The true respite & fellowship *I* need as a parent of a child with special needs is what I want to share with other parents, bio and adoptive. I'm pouring from an empty cup, like most of you. After 15 years with Reece, I am still seeking balance. I still find little safe space for special needs families to be able to say, without repercussion, "this is really hard!" I'm uncertain for his future. Especially for adoptive families...if I hear "you chose this" one more time.....GRRRR. Nowhere is it ok to admit we're weary without a judgment from the court of public opinion. Somehow, we are not supposed to say "my child is the light of my life, but I'm tired too". We struggle in silence and isolation sometimes. There is simply not enough acknowledgement of how taxing the *parenting part* can really be. There is no sanctuary to grieve, to be sad, disappointed, frustrated, frazzled, weary, worried, anxious, fearful, TIRED. We're forced by society (and somewhat from within our own community) to wear this hat of celebratory advocacy 24/7.
So with my heart of service, but in dire need of respite and fellowship myself, I'm called to A Mother's Rest. In five short years, we have built a national network of bed and breakfast inns to host our families at locations across the country.

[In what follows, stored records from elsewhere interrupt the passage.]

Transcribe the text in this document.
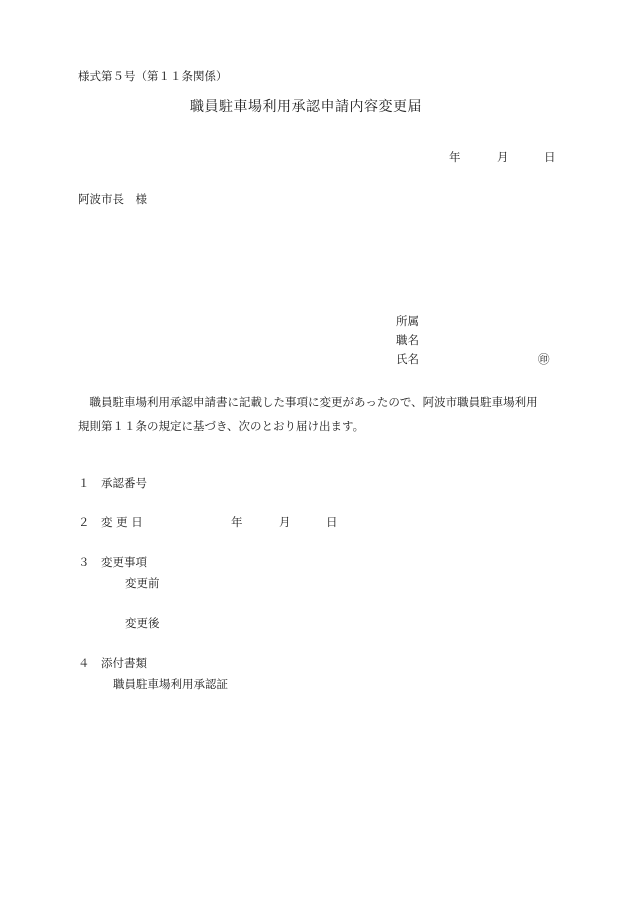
様式第５号（第１１条関係）
職員駐車場利用承認申請内容変更届
年	月	日
阿波市長　様
所属
職名
氏名	㊞
　職員駐車場利用承認申請書に記載した事項に変更があったので、阿波市職員駐車場利用
規則第１１条の規定に基づき、次のとおり届け出ます。
１ 承認番号
２ 変 更 日	年	月	日
３ 変更事項
変更前
変更後
４ 添付書類
職員駐車場利用承認証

We have purchased and opened TWO year-round respite inns of our own, located in Maryland and North Georgia. We have hosted (466) retreats to date, and more than (4000) weary parents & caregivers. BUT I NEED YOUR HELP TO CONTINUE THIS. My vision can only go as far as YOU take it. We are all committed to being the best moms and advocates we can be for our children. But we can't pour from an empty cup. TAKE CARE OF YOURSELF TOO. Love yourself enough to take a few days away from the chaos of regular life to sleep and spend quiet time with other parents like you. A Mother's Rest is designed to be a safe space for you....for US. It is a place to rest, to breathe, to re-center yourself. It's a place you can talk freely with other moms about the realities of daily life with a disabled child. Here you have permission to be HUMAN, to feel loss, frustration, even resentment. It's a place to wallow for a while, then pull up your bootstraps. Let it out and shake it off. It's taken me 14 years to finally figure out that it's OK to be tired. Let go of whatever guilt you're carrying and give yourself the opportunity to rest too.